Can Security Programs Really Do More With Less

Can we almost always find ways to do a little more with a little less? Certainly, as we have all experienced.  But here’s the downside: The reality is that we really don’t do a “little more” – we may do a “little more” in quantity, but actually do a “little less” in quality. And every “little less” that we do results in decreased service and increased liability (the old and true “you can pay me now or pay me later” adage).
When we talk about “working smarter” or better utilizing technology, we usually mean the replacement of people with machines and systems.  Automation is not a significant part of this problem (smaller budgets for security), contrary to what many “new school” practitioners and security product vendors would have you believe. Surely automation can make security somewhat easier, but it doesn’t necessarily make it better, because people will always be part of the equation and people will always be a significant and costly and on-going budget line item.  Virtually all of the types of services routinely provided by security personnel – preventive patrol, evicting trespassers, opening doors, providing escorts, conducting investigations, problem intervention, etc. – could not be accomplished without people. Can technology help? Sure. But successful conclusions to security incidents and problems rarely can occur without security personnel.

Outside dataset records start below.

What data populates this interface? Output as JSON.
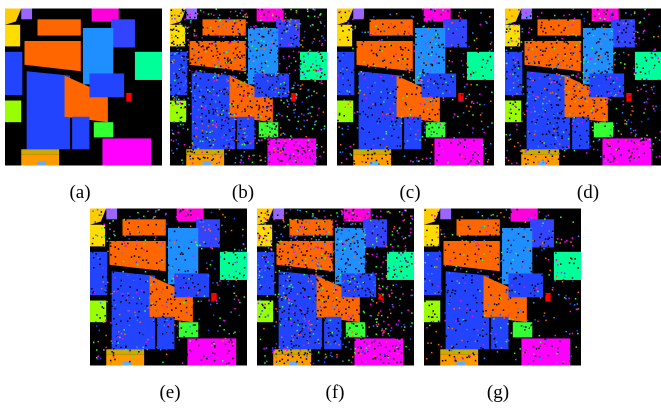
{
  "panels": [
    {
      "label": "(a)"
    },
    {
      "label": "(b)"
    },
    {
      "label": "(c)"
    },
    {
      "label": "(d)"
    },
    {
      "label": "(e)"
    },
    {
      "label": "(f)"
    },
    {
      "label": "(g)"
    }
  ]
}
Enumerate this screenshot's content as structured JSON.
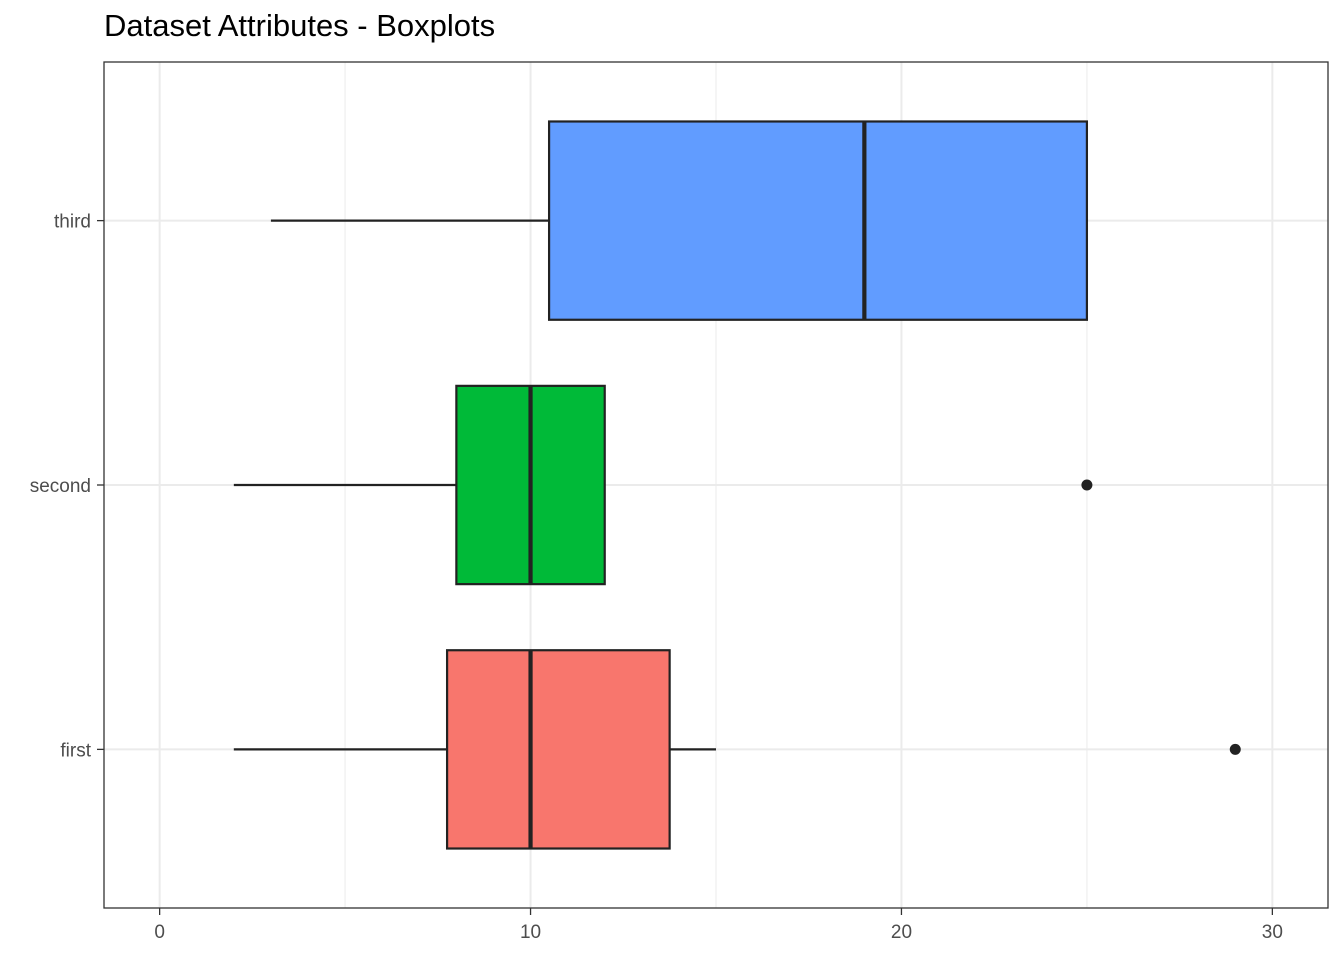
{
  "chart_data": {
    "type": "boxplot",
    "title": "Dataset Attributes - Boxplots",
    "xlabel": "",
    "ylabel": "",
    "orientation": "horizontal",
    "xlim": [
      -1.5,
      31.5
    ],
    "x_ticks": [
      0,
      10,
      20,
      30
    ],
    "grid": true,
    "legend": "none",
    "categories": [
      "first",
      "second",
      "third"
    ],
    "series": [
      {
        "name": "first",
        "color": "#F8766D",
        "whisker_low": 2,
        "q1": 7.75,
        "median": 10,
        "q3": 13.75,
        "whisker_high": 15,
        "outliers": [
          29
        ]
      },
      {
        "name": "second",
        "color": "#00BA38",
        "whisker_low": 2,
        "q1": 8,
        "median": 10,
        "q3": 12,
        "whisker_high": 12,
        "outliers": [
          25
        ]
      },
      {
        "name": "third",
        "color": "#619CFF",
        "whisker_low": 3,
        "q1": 10.5,
        "median": 19,
        "q3": 25,
        "whisker_high": 25,
        "outliers": []
      }
    ]
  }
}
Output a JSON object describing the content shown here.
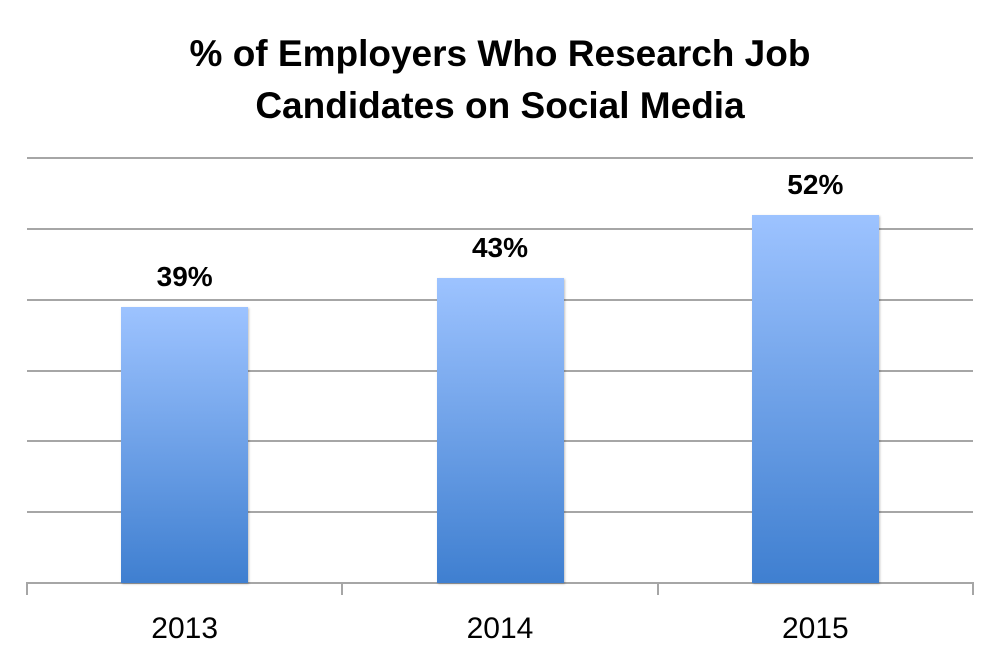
{
  "chart_data": {
    "type": "bar",
    "title": "% of Employers Who Research Job Candidates on Social Media",
    "title_lines": [
      "% of Employers Who Research Job",
      "Candidates on Social Media"
    ],
    "categories": [
      "2013",
      "2014",
      "2015"
    ],
    "values": [
      39,
      43,
      52
    ],
    "data_labels": [
      "39%",
      "43%",
      "52%"
    ],
    "xlabel": "",
    "ylabel": "",
    "ylim": [
      0,
      60
    ],
    "gridlines": [
      0,
      10,
      20,
      30,
      40,
      50,
      60
    ],
    "grid": true,
    "y_tick_labels_visible": false,
    "legend": null,
    "colors": {
      "bar_top": "#9DC3FF",
      "bar_bottom": "#3F7FD0",
      "grid": "#A6A6A6"
    }
  }
}
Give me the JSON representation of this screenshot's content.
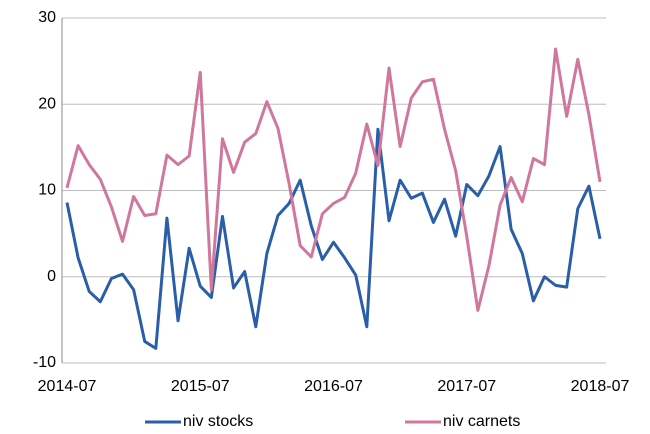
{
  "chart_data": {
    "type": "line",
    "categories": [
      "2014-07",
      null,
      null,
      null,
      null,
      null,
      null,
      null,
      null,
      null,
      null,
      null,
      "2015-07",
      null,
      null,
      null,
      null,
      null,
      null,
      null,
      null,
      null,
      null,
      null,
      "2016-07",
      null,
      null,
      null,
      null,
      null,
      null,
      null,
      null,
      null,
      null,
      null,
      "2017-07",
      null,
      null,
      null,
      null,
      null,
      null,
      null,
      null,
      null,
      null,
      null,
      "2018-07"
    ],
    "series": [
      {
        "name": "niv stocks",
        "color": "#2a5ea8",
        "values": [
          8.6,
          2.2,
          -1.7,
          -2.9,
          -0.2,
          0.3,
          -1.5,
          -7.5,
          -8.3,
          6.8,
          -5.1,
          3.3,
          -1.1,
          -2.4,
          7.0,
          -1.3,
          0.6,
          -5.8,
          2.7,
          7.1,
          8.5,
          11.2,
          5.9,
          2.0,
          4.0,
          2.2,
          0.2,
          -5.8,
          17.1,
          6.5,
          11.2,
          9.1,
          9.7,
          6.3,
          9.0,
          4.7,
          10.7,
          9.4,
          11.7,
          15.1,
          5.5,
          2.7,
          -2.8,
          0,
          -1.0,
          -1.2,
          7.9,
          10.5,
          4.4
        ]
      },
      {
        "name": "niv carnets",
        "color": "#d0779e",
        "values": [
          10.3,
          15.2,
          13.0,
          11.3,
          8.1,
          4.1,
          9.3,
          7.1,
          7.3,
          14.1,
          13.0,
          14.0,
          23.7,
          -1.5,
          16.0,
          12.1,
          15.6,
          16.6,
          20.3,
          17.2,
          10.8,
          3.6,
          2.3,
          7.3,
          8.5,
          9.2,
          12.0,
          17.7,
          12.9,
          24.2,
          15.1,
          20.7,
          22.6,
          22.9,
          17.1,
          12.3,
          4.7,
          -3.9,
          1.3,
          8.3,
          11.5,
          8.7,
          13.7,
          13.0,
          26.4,
          18.6,
          25.2,
          18.8,
          11.0
        ]
      }
    ],
    "ylim": [
      -10,
      30
    ],
    "yticks": [
      -10,
      0,
      10,
      20,
      30
    ],
    "grid": true,
    "legend": "bottom"
  }
}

Other business operations don’t have the same problems as Security: When sales are down, marketing and advertising costs go up; when customer service complaints rise, personnel hiring costs go up; when floors get too dirty and equipment breaks down, housekeeping and maintenance costs rise. But even when security is at stake and problems and/or liability increase, the budget for security gets cut.
The panacea is not all the latest technologies and bells and whistles or even more operational security personnel. What we need is better security executives who can credibly sell security service based on accurate data collection and analysis, and who have the fortitude to strongly support and defend their positions even when such may not be politically- or career-correct (or wise).